The high-risk areas around the rivers in the provinces Gelderland, Noord-Brabant, and Limburg is another alarming example. The simulated mortgage portfolio in the postal code areas, specifically with the highest risks in these provinces, shows an increase in the average LTV from 0.58 to 0.85 (+47%) after a flood of 200 centimeters. Since the probabilities of floods in the area of this simulated portfolio are higher than once every 30 years, there are serious risks in this area. That being said, there are large differences to be found between provinces. For instance, in a low-risk province like Drenthe, the LTV is expected to only rise from 0.57 to 0.61 (+7%) after a flood of 200 centimeters. The popular saying in real estate also applies here; location matters!

To conclude

Data availability is often mentioned as the blocking issue for quantitative climate risk analyses. Thanks to the open data-source of Rijkswaterstaat this is less of an issue for flood risk in the Netherlands. By developing our dashboard, a quick insight into the potential change in LTV after a flood scenario can be provided with only a few assumptions. First results confirm the importance of flood risk on LTV and how this is largely influenced by the portfolio's location and concentration.
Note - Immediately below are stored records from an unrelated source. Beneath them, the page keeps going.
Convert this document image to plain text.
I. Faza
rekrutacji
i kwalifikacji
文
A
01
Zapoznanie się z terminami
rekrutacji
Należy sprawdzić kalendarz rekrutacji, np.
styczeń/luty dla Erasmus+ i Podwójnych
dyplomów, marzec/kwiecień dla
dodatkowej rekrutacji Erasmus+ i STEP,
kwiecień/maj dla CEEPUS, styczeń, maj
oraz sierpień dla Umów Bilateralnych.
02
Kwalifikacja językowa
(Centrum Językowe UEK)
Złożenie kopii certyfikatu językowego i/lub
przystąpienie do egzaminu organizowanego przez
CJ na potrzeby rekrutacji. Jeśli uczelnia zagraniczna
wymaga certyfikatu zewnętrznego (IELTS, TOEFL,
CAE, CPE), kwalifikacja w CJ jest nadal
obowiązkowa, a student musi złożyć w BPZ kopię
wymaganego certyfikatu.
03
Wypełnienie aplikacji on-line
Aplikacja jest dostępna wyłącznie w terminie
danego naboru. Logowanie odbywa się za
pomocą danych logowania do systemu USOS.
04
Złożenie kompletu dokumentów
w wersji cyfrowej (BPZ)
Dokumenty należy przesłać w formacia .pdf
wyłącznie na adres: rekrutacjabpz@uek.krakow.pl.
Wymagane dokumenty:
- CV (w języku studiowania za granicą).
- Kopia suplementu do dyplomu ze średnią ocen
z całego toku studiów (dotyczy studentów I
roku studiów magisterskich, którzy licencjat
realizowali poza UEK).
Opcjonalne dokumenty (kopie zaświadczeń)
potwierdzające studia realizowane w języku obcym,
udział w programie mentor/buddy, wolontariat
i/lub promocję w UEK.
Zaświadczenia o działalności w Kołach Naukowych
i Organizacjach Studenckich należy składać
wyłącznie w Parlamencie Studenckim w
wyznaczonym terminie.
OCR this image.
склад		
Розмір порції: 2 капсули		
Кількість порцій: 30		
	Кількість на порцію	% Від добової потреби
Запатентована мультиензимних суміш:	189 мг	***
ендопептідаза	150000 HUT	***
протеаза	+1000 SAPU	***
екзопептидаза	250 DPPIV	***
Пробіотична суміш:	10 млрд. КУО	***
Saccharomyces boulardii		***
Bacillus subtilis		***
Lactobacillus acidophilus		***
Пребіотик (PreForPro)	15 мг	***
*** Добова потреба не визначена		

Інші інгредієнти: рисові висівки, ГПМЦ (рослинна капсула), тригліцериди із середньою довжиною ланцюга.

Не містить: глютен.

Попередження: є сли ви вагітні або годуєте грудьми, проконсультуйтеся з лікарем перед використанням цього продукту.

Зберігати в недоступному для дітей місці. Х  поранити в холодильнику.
We understand that these first results are extreme cases and banks might also have mortgages in less risky areas, therefore the inputs in the dashboard can be adjusted such that the simulation replicates a more realistic mortgage portfolio of a particular bank. Ideally, the analyses would be tailored to a non-simulated actual Dutch mortgage portfolio to get the most relevant insights.

On top of that, more accurate forecasts can be made once more data about floods and their consequences on property prices becomes available . The analysis is expandable to different climate risk hazards (e.g. wildfires, droughts) and different portfolios (e.g. corporates, agriculture loans). For example, drought can also have an impact on the flood risk since the dike walls may become unstable due to lack of rain. RiskQuest will keep its eyes on the innovations regarding climate risk and new insights in the data to improve the quantitative tools.

[1] ECB 2022 climate risk stress test, can be accessed via the link Climate Stress Test report by Banking supervision.

[2] The mentioned tool can be accessed via www.klimaateffectatlas.nl.

[3] This data is obtained from De Nederlandse Economie 2011 (chapter 9, figure 9.7 on page 215) by CBS. This paper can be accessed via https://www.cbs.nl/nl-nl/publicatie/2012/36/de-nederlandse-economie-2011.

[4] This data is obtained from CBS via https://www.cbs.nl/nl-nl/dossier/nederland-regionaal/geografische-data/gegevens-per-postcode.

[5] The research mentioned is the paper Economische impact van toekomstige overstromingen in Nederland from ABN AMRO (7 december 2020).